菩薩

早春の菩薩のレビュー・感想・評価

早春(1956年製作の映画)
4.2
60余年経てどサラリーマンを取り巻く環境は未だ変わらず、そして男と女の関係性もなんら変わりはない。いっせーので朝家を出て、揉みくちゃにされながら職場につき、1日の業務を終えては仲間と憂いを語り合う。妻は単調な毎日を続け、家で大人しく夫の帰りを待つ一方、夫は妻に嘘をつき他に女を作る、ただそんな女とて、男にとっては一瞬の気の迷いでしかない。一生を会社に捧げ安定を得る人生と、手に職があるからと組織には属せずその代わり不安定の渦に身を晒し続ける人生とではどちらが幸せか、もちろんそんな幸せの形など人それぞれで良いのだが。それにしたって男ってのはどうしてあんなに哀れで醜くそして情けないのか。愚痴愚痴と不平不満を漏らしつつ、負け戦であるにも関わらず過去の栄光に縋り、夜遅くに友を連れ帰っては妻を困らせ、飯の用意が遅ければ機嫌を損ね、妻の妊娠が分かればあたふたあたふた現実を受け止められず、徒党を組んではみ出し者を吊るし上げては悦に入り、なにより妻が居なくなれば家事の一つもままならない。と、もうその辺りは時代を経て今刻々と変わりつつあるだろうが、小津のこのいつもながらの戦後の家父長制度の揺らぎに対する辛辣な目線には痺れる。
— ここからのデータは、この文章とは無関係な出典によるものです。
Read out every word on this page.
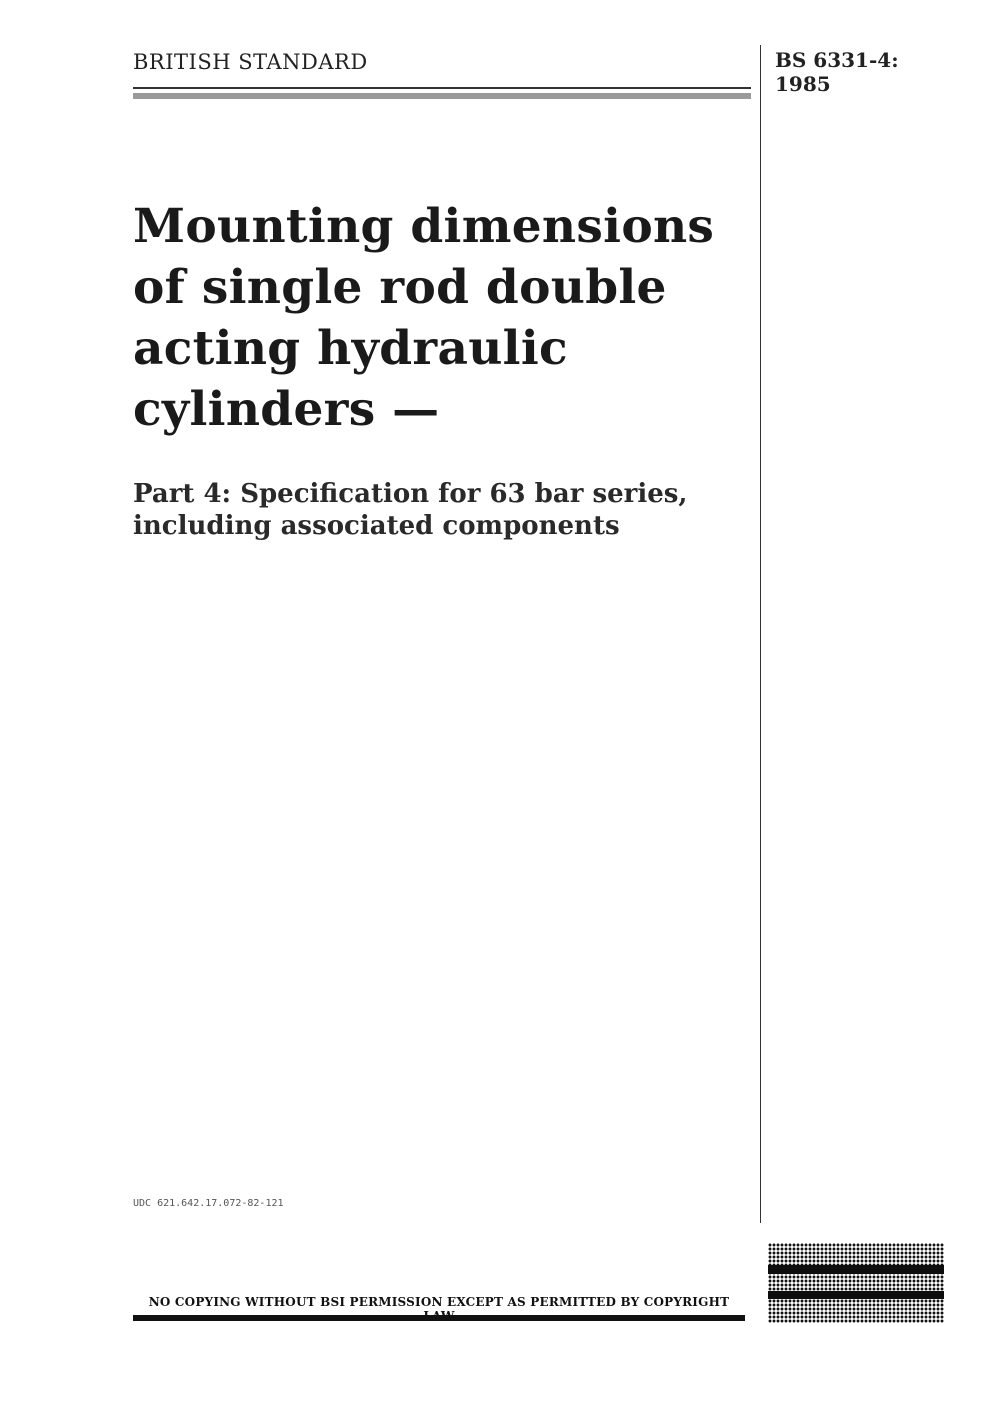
BRITISH STANDARD	BS 6331-4:
1985
Mounting dimensions of single rod double acting hydraulic cylinders —
Part 4: Specification for 63 bar series, including associated components
UDC 621.642.17.072-82-121
NO COPYING WITHOUT BSI PERMISSION EXCEPT AS PERMITTED BY COPYRIGHT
「いざとなると、会社なんて冷たいもんだし、やっぱり女房が一番アテになるんじやないかい?」、再び互いを一番のアテにし、冷た過ぎる夫婦の冬を乗り越え新たなる春を迎える決意をする二人、去りゆく電車を見送る二人の視線…おっと…?「寝ても覚めても」二人はやっぱり夫婦なのだなぁ。